Any job, no matter what it is, has some guidelines. Rules to follow, deadlines to meet, business to complete, and all of these things can create a "have to" mindset. Some people's jobs are naturally on a "have to" basis, but when it's your passion, it can switch from "want to" to "have to" reasonably often.

One of the things that make hobbies and passions so enjoyable is their lack of rules and regulations, so when you place those things onto one, no matter how much you love it, there's a bit of a struggle. That's one of the hardest things about doing what you love for a living. When it turns into a task that requires immense effort to complete it feels awful. That thing that was so easy and enjoyable to do turned into a hassle.

I've experienced this, just like most likely every other person in a similar boat, and I've come up with little ways to overcome the feelings of dread.


The first and possibly most obvious thing is to rekindle the relationship with your passion. It started out as a love for a reason, no? I find myself often forgetting that fact – that music started all because I loved doing it.

I believe that's a common occurrence. Getting all caught up in the business and work side of things can blur the passion side. Now, this idea sounds simple enough, but it's not always the easiest thing to accomplish. Especially when the demands for work are still barking at the door.

I found though that decided to jump back into the hobby bit during any free time helps a lot. It's something you choose and want to do, not something that is required. Going back a bit in time and discovering when the love started can be a huge step as well. Remembering why can alter a whole mindset.


While the first thing is my go-to, I have other things that I also do. Sometimes it may not always be the passion getting worn out; it may just be you. Everyone needs a break every once and a while and taking them is entirely acceptable and healthy. I find that when I take a break, my feeling stressed and overwhelmed disappears.

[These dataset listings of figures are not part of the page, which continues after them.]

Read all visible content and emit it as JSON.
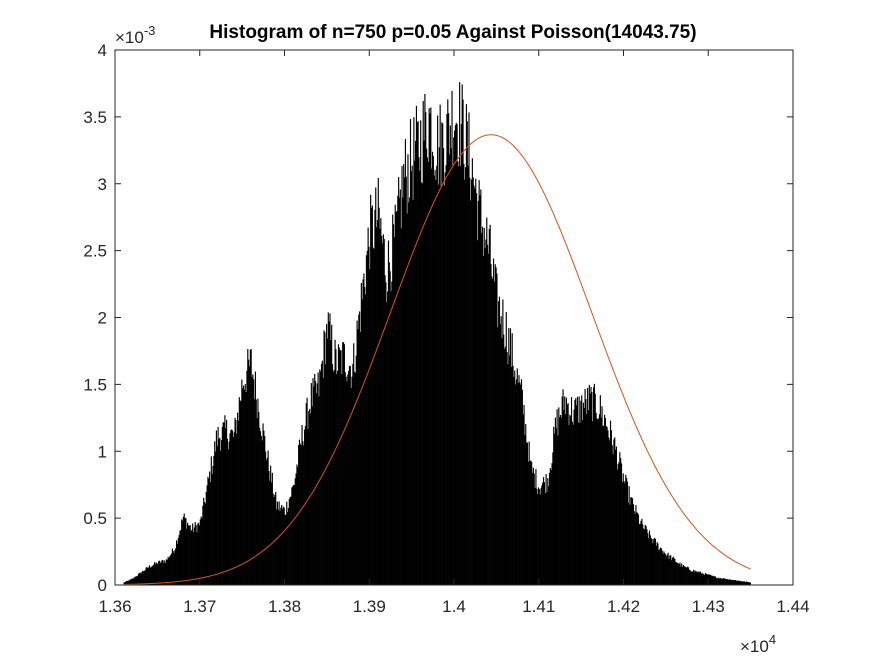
{
  "chart_data": {
    "type": "histogram",
    "title": "Histogram of n=750 p=0.05 Against Poisson(14043.75)",
    "xlabel": "",
    "ylabel": "",
    "xlim": [
      13600,
      14400
    ],
    "ylim": [
      0,
      0.004
    ],
    "x_exponent_label": "×10",
    "x_exponent_power": "4",
    "y_exponent_label": "×10",
    "y_exponent_power": "-3",
    "x_ticks": [
      13600,
      13700,
      13800,
      13900,
      14000,
      14100,
      14200,
      14300,
      14400
    ],
    "x_tick_labels": [
      "1.36",
      "1.37",
      "1.38",
      "1.39",
      "1.4",
      "1.41",
      "1.42",
      "1.43",
      "1.44"
    ],
    "y_ticks": [
      0,
      0.0005,
      0.001,
      0.0015,
      0.002,
      0.0025,
      0.003,
      0.0035,
      0.004
    ],
    "y_tick_labels": [
      "0",
      "0.5",
      "1",
      "1.5",
      "2",
      "2.5",
      "3",
      "3.5",
      "4"
    ],
    "grid": false,
    "legend": "none",
    "series": [
      {
        "type": "histogram",
        "color": "#000000",
        "x_range": [
          13610,
          14350
        ],
        "envelope_x": [
          13610,
          13620,
          13630,
          13640,
          13650,
          13660,
          13670,
          13680,
          13690,
          13700,
          13710,
          13720,
          13730,
          13740,
          13750,
          13760,
          13770,
          13780,
          13790,
          13800,
          13810,
          13820,
          13830,
          13840,
          13850,
          13860,
          13870,
          13880,
          13890,
          13900,
          13910,
          13920,
          13930,
          13940,
          13950,
          13960,
          13970,
          13980,
          13990,
          14000,
          14010,
          14020,
          14030,
          14040,
          14050,
          14060,
          14070,
          14080,
          14090,
          14100,
          14110,
          14120,
          14130,
          14140,
          14150,
          14160,
          14170,
          14180,
          14190,
          14200,
          14210,
          14220,
          14230,
          14240,
          14250,
          14260,
          14270,
          14280,
          14290,
          14300,
          14310,
          14320,
          14330,
          14340,
          14350
        ],
        "envelope_y": [
          2e-05,
          5e-05,
          0.0001,
          0.00015,
          0.00018,
          0.0002,
          0.0003,
          0.00055,
          0.00045,
          0.0005,
          0.00085,
          0.0012,
          0.00125,
          0.0012,
          0.00165,
          0.0018,
          0.0014,
          0.001,
          0.00065,
          0.0006,
          0.0008,
          0.0012,
          0.0015,
          0.0016,
          0.0021,
          0.0018,
          0.00185,
          0.00175,
          0.0023,
          0.00285,
          0.003,
          0.00255,
          0.0028,
          0.0033,
          0.00345,
          0.0036,
          0.0038,
          0.00355,
          0.00365,
          0.00385,
          0.0037,
          0.0034,
          0.003,
          0.00275,
          0.0023,
          0.0021,
          0.0018,
          0.0015,
          0.00095,
          0.0008,
          0.00085,
          0.0013,
          0.0015,
          0.0014,
          0.00145,
          0.0015,
          0.00145,
          0.0013,
          0.0011,
          0.00085,
          0.00065,
          0.0005,
          0.0004,
          0.00032,
          0.00025,
          0.0002,
          0.00015,
          0.00012,
          0.0001,
          8e-05,
          6e-05,
          5e-05,
          4e-05,
          3e-05,
          2e-05
        ]
      },
      {
        "type": "line",
        "color": "#d95319",
        "distribution": "Poisson",
        "mean": 14043.75,
        "x_range": [
          13610,
          14350
        ]
      }
    ]
  }
}
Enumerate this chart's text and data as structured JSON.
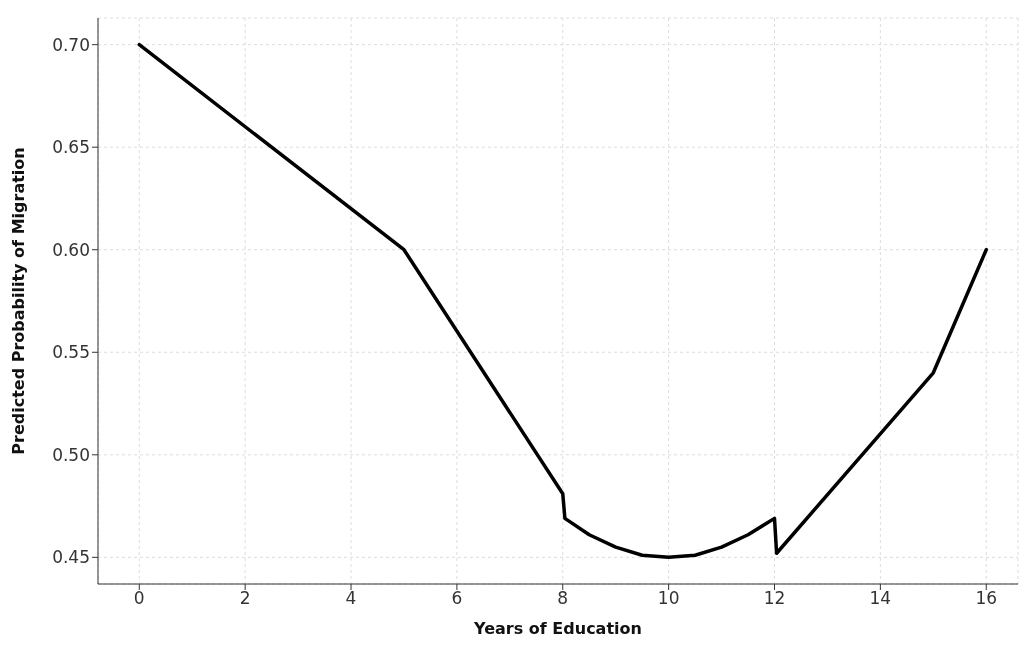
{
  "chart_data": {
    "type": "line",
    "xlabel": "Years of Education",
    "ylabel": "Predicted Probability of Migration",
    "x": [
      0,
      5,
      8,
      8.04,
      8.5,
      9,
      9.5,
      10,
      10.5,
      11,
      11.5,
      12,
      12.04,
      15,
      16
    ],
    "series": [
      {
        "color": "#000000",
        "values": [
          0.7,
          0.6,
          0.481,
          0.469,
          0.461,
          0.455,
          0.451,
          0.45,
          0.451,
          0.455,
          0.461,
          0.469,
          0.452,
          0.54,
          0.6
        ]
      }
    ],
    "xlim": [
      -0.78,
      16.6
    ],
    "xticks": [
      0,
      2,
      4,
      6,
      8,
      10,
      12,
      14,
      16
    ],
    "ylim": [
      0.437,
      0.713
    ],
    "yticks": [
      {
        "value": 0.45,
        "label": "0.45"
      },
      {
        "value": 0.5,
        "label": "0.50"
      },
      {
        "value": 0.55,
        "label": "0.55"
      },
      {
        "value": 0.6,
        "label": "0.60"
      },
      {
        "value": 0.65,
        "label": "0.65"
      },
      {
        "value": 0.7,
        "label": "0.70"
      }
    ],
    "grid": true,
    "marker": "none",
    "line_style": "solid"
  }
}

A way to help along rediscovering everything can be to find those doing the same things. Find people who are like role models who have accomplished a bunch to bring out some motivation. I find that seeing others being successful in my line of work makes me want to be successful as well.


This last one isn't something I've used too often, because I haven't had it work for some significances, but it's to enjoy another hobby for a bit. This one can be tricky though.

It can be nice to have something to do that's never been under the stress of a "career," but at the same time, it can be too nice to the point of distraction. Occasionally I attach myself to a different passion of mine to subconsciously ignore the issues I'm having with another.

It's a way to make excuses like "I'm still doing something I love," or "I'm working, it's just on a different thing." If approached correctly and used in the right way though, using another hobby as a "stand in" is okay and can help bring back the fun in others.


Work can be a pain, that's a given, and when work is something you love that pain can show itself in different ways. But just remember – it was a love before it was a job and then driving through the struggles doesn't seem to be as hard.